Thank you in advance!


----------



## Onewithpez (Jul 14, 2011)

You are fine, I coat and expose under banks of normal fluorescent lights. Emulsion is not UV sensitive when wet. Think about your exposure unit, you have special bulbs in close proximity for a period of time. The normal bulbs don't give much uv and they are feet above your screens. 


Sent from my iPhone using Tapatalk


----------



## beanie357 (Mar 27, 2011)

You may want to investigate a little further. More variables than may have been considered. We do 100-150 screens a day. We use filters on our tubes. Emulsion is photo-reactant when wet. Check with ANY mfg.

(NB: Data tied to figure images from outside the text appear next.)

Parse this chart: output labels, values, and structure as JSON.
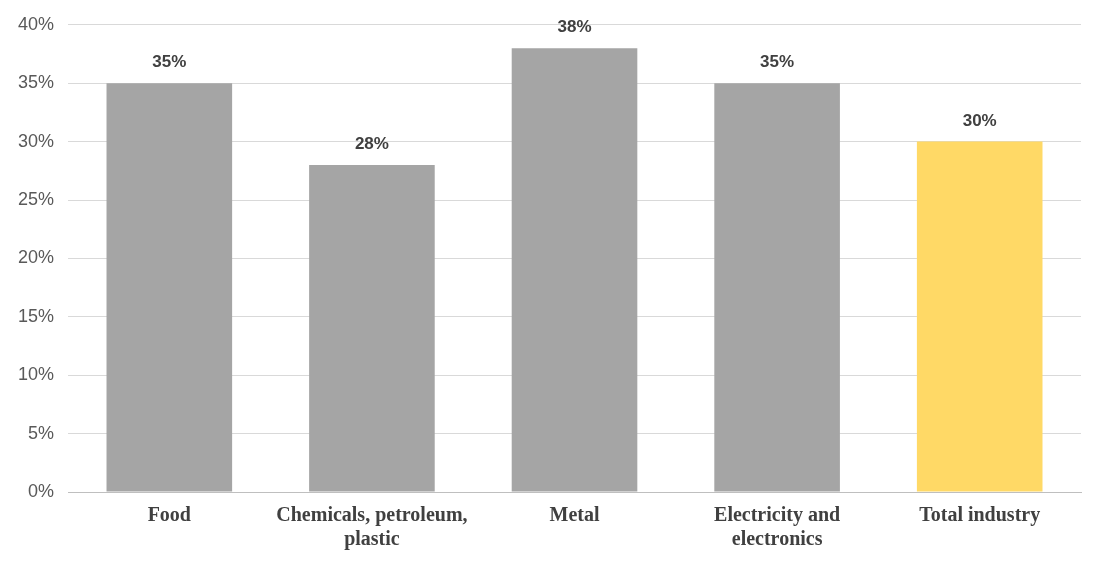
{
  "chart_data": {
    "type": "bar",
    "categories": [
      "Food",
      "Chemicals, petroleum, plastic",
      "Metal",
      "Electricity and electronics",
      "Total industry"
    ],
    "values": [
      35,
      28,
      38,
      35,
      30
    ],
    "colors": [
      "#a5a5a5",
      "#a5a5a5",
      "#a5a5a5",
      "#a5a5a5",
      "#ffd966"
    ],
    "value_labels": [
      "35%",
      "28%",
      "38%",
      "35%",
      "30%"
    ],
    "ylim": [
      0,
      40
    ],
    "yticks": [
      {
        "value": 0,
        "label": "0%"
      },
      {
        "value": 5,
        "label": "5%"
      },
      {
        "value": 10,
        "label": "10%"
      },
      {
        "value": 15,
        "label": "15%"
      },
      {
        "value": 20,
        "label": "20%"
      },
      {
        "value": 25,
        "label": "25%"
      },
      {
        "value": 30,
        "label": "30%"
      },
      {
        "value": 35,
        "label": "35%"
      },
      {
        "value": 40,
        "label": "40%"
      }
    ],
    "grid": "y",
    "legend": false
  }
}
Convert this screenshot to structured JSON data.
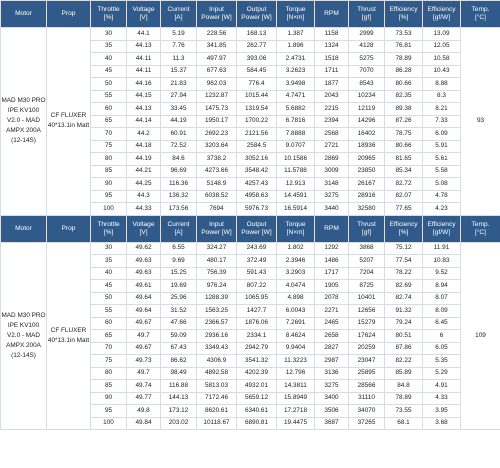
{
  "table": {
    "headers": [
      {
        "l1": "Motor",
        "l2": ""
      },
      {
        "l1": "Prop",
        "l2": ""
      },
      {
        "l1": "Throttle",
        "l2": "[%]"
      },
      {
        "l1": "Voltage",
        "l2": "[V]"
      },
      {
        "l1": "Current",
        "l2": "[A]"
      },
      {
        "l1": "Input",
        "l2": "Power [W]"
      },
      {
        "l1": "Output",
        "l2": "Power [W]"
      },
      {
        "l1": "Torque",
        "l2": "[N×m]"
      },
      {
        "l1": "RPM",
        "l2": ""
      },
      {
        "l1": "Thrust",
        "l2": "[gf]"
      },
      {
        "l1": "Efficiency",
        "l2": "[%]"
      },
      {
        "l1": "Efficiency",
        "l2": "[gf/W]"
      },
      {
        "l1": "Temp.",
        "l2": "[°C]"
      }
    ],
    "sections": [
      {
        "motor": "MAD M30 PRO IPE KV100 V2.0 - MAD AMPX 200A (12-14S)",
        "prop": "CF FLUXER 40*13.1in Matt",
        "temp": "93",
        "rows": [
          [
            "30",
            "44.1",
            "5.19",
            "228.56",
            "168.13",
            "1.387",
            "1158",
            "2999",
            "73.53",
            "13.09"
          ],
          [
            "35",
            "44.13",
            "7.76",
            "341.85",
            "262.77",
            "1.896",
            "1324",
            "4128",
            "76.81",
            "12.05"
          ],
          [
            "40",
            "44.11",
            "11.3",
            "497.97",
            "393.06",
            "2.4731",
            "1518",
            "5275",
            "78.89",
            "10.58"
          ],
          [
            "45",
            "44.11",
            "15.37",
            "677.63",
            "584.45",
            "3.2623",
            "1711",
            "7070",
            "86.28",
            "10.43"
          ],
          [
            "50",
            "44.16",
            "21.83",
            "962.03",
            "776.4",
            "3.9498",
            "1877",
            "8543",
            "80.66",
            "8.88"
          ],
          [
            "55",
            "44.15",
            "27.94",
            "1232.87",
            "1015.44",
            "4.7471",
            "2043",
            "10234",
            "82.35",
            "8.3"
          ],
          [
            "60",
            "44.13",
            "33.45",
            "1475.73",
            "1319.54",
            "5.6882",
            "2215",
            "12119",
            "89.38",
            "8.21"
          ],
          [
            "65",
            "44.14",
            "44.19",
            "1950.17",
            "1700.22",
            "6.7816",
            "2394",
            "14296",
            "87.26",
            "7.33"
          ],
          [
            "70",
            "44.2",
            "60.91",
            "2692.23",
            "2121.56",
            "7.8888",
            "2568",
            "16402",
            "78.75",
            "6.09"
          ],
          [
            "75",
            "44.18",
            "72.52",
            "3203.64",
            "2584.5",
            "9.0707",
            "2721",
            "18936",
            "80.66",
            "5.91"
          ],
          [
            "80",
            "44.19",
            "84.6",
            "3738.2",
            "3052.16",
            "10.1586",
            "2869",
            "20965",
            "81.65",
            "5.61"
          ],
          [
            "85",
            "44.21",
            "96.69",
            "4273.66",
            "3548.42",
            "11.5788",
            "3009",
            "23850",
            "85.34",
            "5.58"
          ],
          [
            "90",
            "44.25",
            "116.36",
            "5148.9",
            "4257.43",
            "12.913",
            "3148",
            "26167",
            "82.72",
            "5.08"
          ],
          [
            "95",
            "44.3",
            "136.32",
            "6038.52",
            "4958.63",
            "14.4591",
            "3275",
            "28916",
            "82.07",
            "4.78"
          ],
          [
            "100",
            "44.33",
            "173.56",
            "7694",
            "5976.73",
            "16.5914",
            "3440",
            "32580",
            "77.65",
            "4.23"
          ]
        ]
      },
      {
        "motor": "MAD M30 PRO IPE KV100 V2.0 - MAD AMPX 200A (12-14S)",
        "prop": "CF FLUXER 40*13.1in Matt",
        "temp": "109",
        "rows": [
          [
            "30",
            "49.62",
            "6.55",
            "324.27",
            "243.69",
            "1.802",
            "1292",
            "3868",
            "75.12",
            "11.91"
          ],
          [
            "35",
            "49.63",
            "9.69",
            "480.17",
            "372.49",
            "2.3946",
            "1486",
            "5207",
            "77.54",
            "10.83"
          ],
          [
            "40",
            "49.63",
            "15.25",
            "756.39",
            "591.43",
            "3.2903",
            "1717",
            "7204",
            "78.22",
            "9.52"
          ],
          [
            "45",
            "49.61",
            "19.69",
            "976.24",
            "807.22",
            "4.0474",
            "1905",
            "8725",
            "82.69",
            "8.94"
          ],
          [
            "50",
            "49.64",
            "25.96",
            "1288.39",
            "1065.95",
            "4.898",
            "2078",
            "10401",
            "82.74",
            "8.07"
          ],
          [
            "55",
            "49.64",
            "31.52",
            "1563.25",
            "1427.7",
            "6.0043",
            "2271",
            "12656",
            "91.32",
            "8.09"
          ],
          [
            "60",
            "49.67",
            "47.66",
            "2366.57",
            "1876.06",
            "7.2691",
            "2465",
            "15279",
            "79.24",
            "6.45"
          ],
          [
            "65",
            "49.7",
            "59.09",
            "2936.16",
            "2334.1",
            "8.4624",
            "2658",
            "17624",
            "80.51",
            "6"
          ],
          [
            "70",
            "49.67",
            "67.43",
            "3349.43",
            "2942.79",
            "9.9404",
            "2827",
            "20259",
            "87.86",
            "6.05"
          ],
          [
            "75",
            "49.73",
            "86.62",
            "4306.9",
            "3541.32",
            "11.3223",
            "2987",
            "23047",
            "82.22",
            "5.35"
          ],
          [
            "80",
            "49.7",
            "98.49",
            "4892.58",
            "4202.39",
            "12.796",
            "3136",
            "25895",
            "85.89",
            "5.29"
          ],
          [
            "85",
            "49.74",
            "116.88",
            "5813.03",
            "4932.01",
            "14.3811",
            "3275",
            "28566",
            "84.8",
            "4.91"
          ],
          [
            "90",
            "49.77",
            "144.13",
            "7172.46",
            "5659.12",
            "15.8949",
            "3400",
            "31110",
            "78.89",
            "4.33"
          ],
          [
            "95",
            "49.8",
            "173.12",
            "8620.61",
            "6340.61",
            "17.2718",
            "3506",
            "34070",
            "73.55",
            "3.95"
          ],
          [
            "100",
            "49.84",
            "203.02",
            "10118.67",
            "6890.81",
            "19.4475",
            "3687",
            "37265",
            "68.1",
            "3.68"
          ]
        ]
      }
    ]
  }
}
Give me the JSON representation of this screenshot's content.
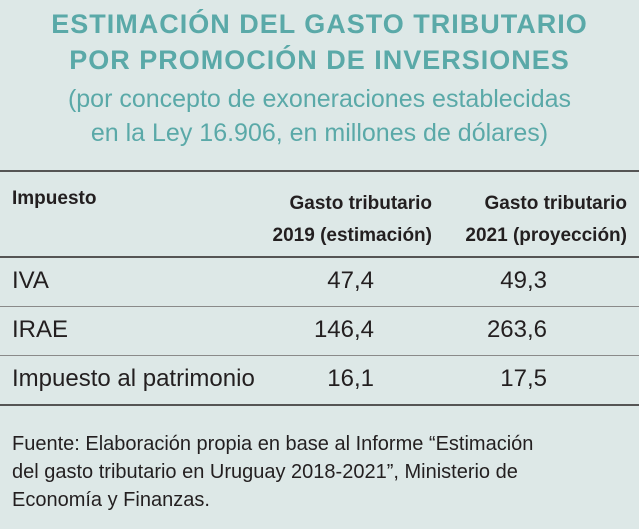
{
  "header": {
    "title_line1": "ESTIMACIÓN DEL GASTO TRIBUTARIO",
    "title_line2": "POR PROMOCIÓN DE INVERSIONES",
    "subtitle_line1": "(por concepto de exoneraciones establecidas",
    "subtitle_line2": "en la Ley 16.906, en millones de dólares)"
  },
  "table": {
    "columns": [
      {
        "line1": "Impuesto",
        "line2": ""
      },
      {
        "line1": "Gasto tributario",
        "line2": "2019 (estimación)"
      },
      {
        "line1": "Gasto tributario",
        "line2": "2021 (proyección)"
      }
    ],
    "rows": [
      {
        "impuesto": "IVA",
        "v2019": "47,4",
        "v2021": "49,3"
      },
      {
        "impuesto": "IRAE",
        "v2019": "146,4",
        "v2021": "263,6"
      },
      {
        "impuesto": "Impuesto al patrimonio",
        "v2019": "16,1",
        "v2021": "17,5"
      }
    ]
  },
  "footer": {
    "source_line1": "Fuente: Elaboración propia en base al Informe “Estimación",
    "source_line2": "del gasto tributario en Uruguay 2018-2021”, Ministerio de",
    "source_line3": "Economía y Finanzas."
  }
}
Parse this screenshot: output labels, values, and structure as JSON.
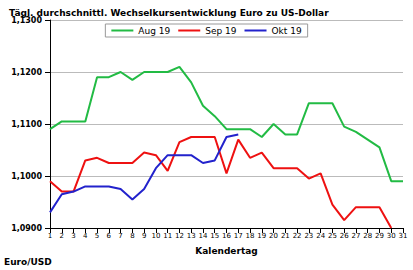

With certain emulsions, and using screens right away you can get by with working in certain lights. Others, no go. Ck with the emulsion manufacturerer. BTW: Our exposure unit is LED, so just because it is led, does not mean it is safe for emulsion.


----------



## Naethan (Mar 30, 2015)

Thank you very much for your reply and info!


----------



## Naethan (Mar 30, 2015)

beanie357 said:


> You may want to investigate a little further. More variables than may have been considered. We do 100-150 screens a day. We use filters on our tubes. Emulsion is photo-reactant when wet. Check with ANY mfg.
> 
> With certain emulsions, and using screens right away you can get by with working in certain lights. Others, no go. Ck with the emulsion manufacturerer. BTW: Our exposure unit is LED, so just because it is led, does not mean it is safe for emulsion.


Ok so...shall i try 2 watt lamp yellow led??it also says no radiation..I'm starting today so i will have really few screens per day, and my main worry is the sensitized emulsion. With low watt and yellow light (No radiation) will be my emulsion not cured right?Just for coating...
Thanks


----------